Dr Moore’s team describes its research in this week’s edition of the journal Nature.
It involved flying a DC-8 at cruising speed and altitude – to try to simulate real-world conditions.
Much of the data previously obtained in studies is the result of ground tests, where a jet has been locked down and its engines throttled up. But the team wanted to see what really happened at 30,000 – 36,000ft (9,000 – 11,000m), where the air temperatures and pressures are much lower.
The DC-8’s engines were fed either Jet A fuel, one of the conventional kerosenes used by the world’s airlines, or a 50-50 blend of Jet A and a fuel derived from the Camelina oilseed plant.
To be sure they were sampling only the exhaust plume from a particular engine, the chase planes – from Nasa, the German space agency (DLR), and the National Research Council of Canada – had to fly extremely close to the back of the DC-8, just 30-150m behind each engine and directly in the plume.
This called for military levels of skill and very good communication between the pilots.
“It’s very exciting,” recalled co-worker Bernadett Weinzierl from DLR and the University of Vienna.
“You have to imagine the plane in front is travelling at something like 200m/s and you are less than 100m behind.

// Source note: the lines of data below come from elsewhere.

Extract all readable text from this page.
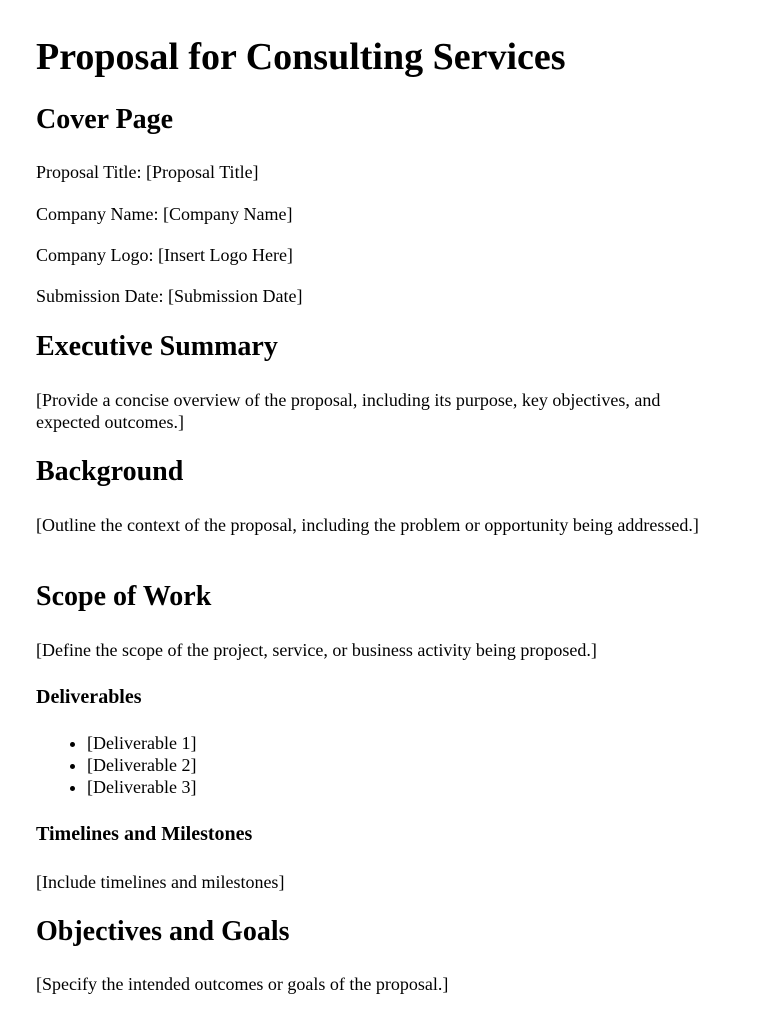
Proposal for Consulting Services
Cover Page

Proposal Title: [Proposal Title]

Company Name: [Company Name]

Company Logo: [Insert Logo Here]

Submission Date: [Submission Date]

Executive Summary

[Provide a concise overview of the proposal, including its purpose, key objectives, and expected outcomes.]

Background

[Outline the context of the proposal, including the problem or opportunity being addressed.]

Scope of Work

[Define the scope of the project, service, or business activity being proposed.]

Deliverables
• [Deliverable 1]
• [Deliverable 2]
• [Deliverable 3]
Timelines and Milestones

[Include timelines and milestones]

Objectives and Goals

[Specify the intended outcomes or goals of the proposal.]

But in fact it’s quite safe to go very close or indeed very far away. It is in between where it is very dangerous: there is an area where the wave vortex is so strong it would destroy the following plane.”
What the team found was that the blended fuel, taking account of varying flying conditions, was producing 50% less black carbon by number and up to 70% by mass.
“We were testing in what we call the soot-rich regime,” Prof Weinzierl said.
“Models tells us if you reduce the number concentration of black carbon then you will reduce the number concentration of ice crystals. So this could be a way to mitigate the climate impacts of aviation,” she told BBC News.
The logical expectation might be that by increasing the proportion of biofuel in the blend, even bigger gains could be made. But Dr Moore cautioned that there were infrastructure and engineering reasons why such an approach would not be straightforward.
“Biofuels, because they’re derived from a different feedstock, have very low concentrations of the chemical compounds common in petroleum-based jet fuels,” he said.
“One of these is aromatic species which are ring-like carbon compounds. These have important impacts for compatibility with current aviation fuel systems, and some older planes rely on the properties of jet fuels to swell the seals in their fuel systems.
“You can imagine that if you changed the composition of the fuel drastically some of those older fuel systems are not going to behave as they were originally designed.”
Nasa is currently developing an experimental plane in which it hopes to demonstrate, among its capabilities, low-noise supersonic flight powered by biofuel.